Vater ist auf einer Tagung als Pastoralreferent in einem weit entfernten Dekanat und wir können in den nächsten beiden Tagen tun und lassen, was wir wollen. Mutter ist uns gnädig und gönnt uns unsere freien Tage, an denen uns Vater mal nicht einspannt, um den Garten instand zu halten oder in der Nachbarschaft etwas an Autos oder Häusern zu reparieren.

Wir Brüder sind sowas wie Gottes Werkzeug, um den Armen von Vaters Gemeinde umsonst Heil zu bringen. Wir helfen gern, doch oft ist es in der ungünstigsten Zeit. Zeit, in der wir lieber an unseren Autos schrauben würden, als die Veranda der Hoffstatter zu reparieren. Doch Widerrede gibt es für uns nicht. Was Vater sagt, muss getan werden, so ist das schon immer bei uns gewesen. Doch heute war er nicht da. Er kommt erst morgen Abend zurück und das nutzen wir natürlich aus, um heute Abend das Rennen zu starten. Josh gegen diesen eingebildeten Arsch, Brian Cooper. Den Anführer unserer Widersacher, den The Baangers.

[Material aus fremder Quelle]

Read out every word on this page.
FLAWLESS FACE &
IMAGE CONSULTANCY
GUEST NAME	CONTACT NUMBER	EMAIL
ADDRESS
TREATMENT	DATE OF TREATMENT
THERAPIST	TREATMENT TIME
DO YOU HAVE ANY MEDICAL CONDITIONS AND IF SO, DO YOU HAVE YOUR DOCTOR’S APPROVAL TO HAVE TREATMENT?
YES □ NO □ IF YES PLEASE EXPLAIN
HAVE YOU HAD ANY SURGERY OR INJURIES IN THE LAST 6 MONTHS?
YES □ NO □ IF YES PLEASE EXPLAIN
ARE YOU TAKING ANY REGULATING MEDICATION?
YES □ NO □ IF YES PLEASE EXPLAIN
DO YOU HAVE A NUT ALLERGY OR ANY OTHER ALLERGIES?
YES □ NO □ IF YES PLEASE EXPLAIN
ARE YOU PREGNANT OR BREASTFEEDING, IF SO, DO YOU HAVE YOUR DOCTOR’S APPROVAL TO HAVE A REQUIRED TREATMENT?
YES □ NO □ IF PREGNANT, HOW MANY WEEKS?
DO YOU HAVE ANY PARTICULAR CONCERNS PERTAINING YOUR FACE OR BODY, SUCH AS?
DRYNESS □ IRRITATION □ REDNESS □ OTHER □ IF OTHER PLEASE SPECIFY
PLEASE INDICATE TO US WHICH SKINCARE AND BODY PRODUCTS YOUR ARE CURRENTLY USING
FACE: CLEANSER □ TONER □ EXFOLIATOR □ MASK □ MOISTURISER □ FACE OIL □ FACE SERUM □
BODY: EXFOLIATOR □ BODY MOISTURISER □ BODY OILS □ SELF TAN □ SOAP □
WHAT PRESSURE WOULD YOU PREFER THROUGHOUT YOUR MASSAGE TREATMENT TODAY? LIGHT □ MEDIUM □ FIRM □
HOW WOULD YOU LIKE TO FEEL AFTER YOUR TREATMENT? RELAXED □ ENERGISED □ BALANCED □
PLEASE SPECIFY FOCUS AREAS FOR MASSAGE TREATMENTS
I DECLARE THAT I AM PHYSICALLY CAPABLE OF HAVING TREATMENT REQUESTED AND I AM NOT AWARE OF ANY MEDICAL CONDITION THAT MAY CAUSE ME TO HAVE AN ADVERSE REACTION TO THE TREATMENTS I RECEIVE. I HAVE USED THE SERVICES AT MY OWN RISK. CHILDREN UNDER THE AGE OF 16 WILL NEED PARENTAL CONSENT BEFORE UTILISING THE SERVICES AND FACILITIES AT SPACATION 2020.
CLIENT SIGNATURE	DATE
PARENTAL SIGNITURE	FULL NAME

»Ich bin heute Abend bei Claire, ich hoffe ihr fresst nichts aus, sonst setzt es was. Vater hat mir das Kommando gegeben und denkt nicht, ihr könnt mir auf der Nase herumtanzen.« Jesse zieht sein weißes Hemd an, das an der Tür hängt und kämmt seinen Ducktail in Form. Er hat Mutters schwarzes Haar geerbt, nicht so wie wir, die Vaters grüne Augen und dunkelbraune Haare abbekommen haben. Er ist einundzwanzig und der Älteste von uns Dreien. Josh ist neunzehn und ich bin achtzehn, somit der Jüngste.

»Wir sind brav und gehen heute früh zu Bett«, antwortet Josh ihm und grinst mich hinter Jesses Rücken an. Ich zwinkere und lache in mich hinein. Heute würden wir ganz sicher nicht früh zu Bett gehen.

»Ich verlasse mich auf euch. Mutter ist noch bei den Nachbarn, sie hilft dort mit dem Baby. Stellt nichts an, ihr zwei Blödhammel!« Endlich steigt Jesse auf sein Motorrad und haut ab. Er hat ein Date mit seiner Verlobten, Claire. Die beiden haben vor, kommendes Jahr zu heiraten, sobald Jesse Heimaturlaub bekommt. Er ist Lazaretthelfer an der Front in Vietnam und hat in seinem jungen Leben schon einiges an schlimmen Dingen gesehen. Vater ist stolz auf ihn und seine humanitäre Gesinnung.

»Lass uns abhauen. Zuerst zum See. Dort treffen wir die Anderen.« Joshua schnappt sich seine Badetasche und verschwindet in der Auffahrt, in der unser Wagen steht. Ein schwarzer Buick Riviera. Viele Stunden des Schraubens sind drauf gegangen, um dieses Baby wieder flottzumachen. Doch es hat sich allemal gelohnt. Er startet unser Baby und ich springe auf den Beifahrersitz.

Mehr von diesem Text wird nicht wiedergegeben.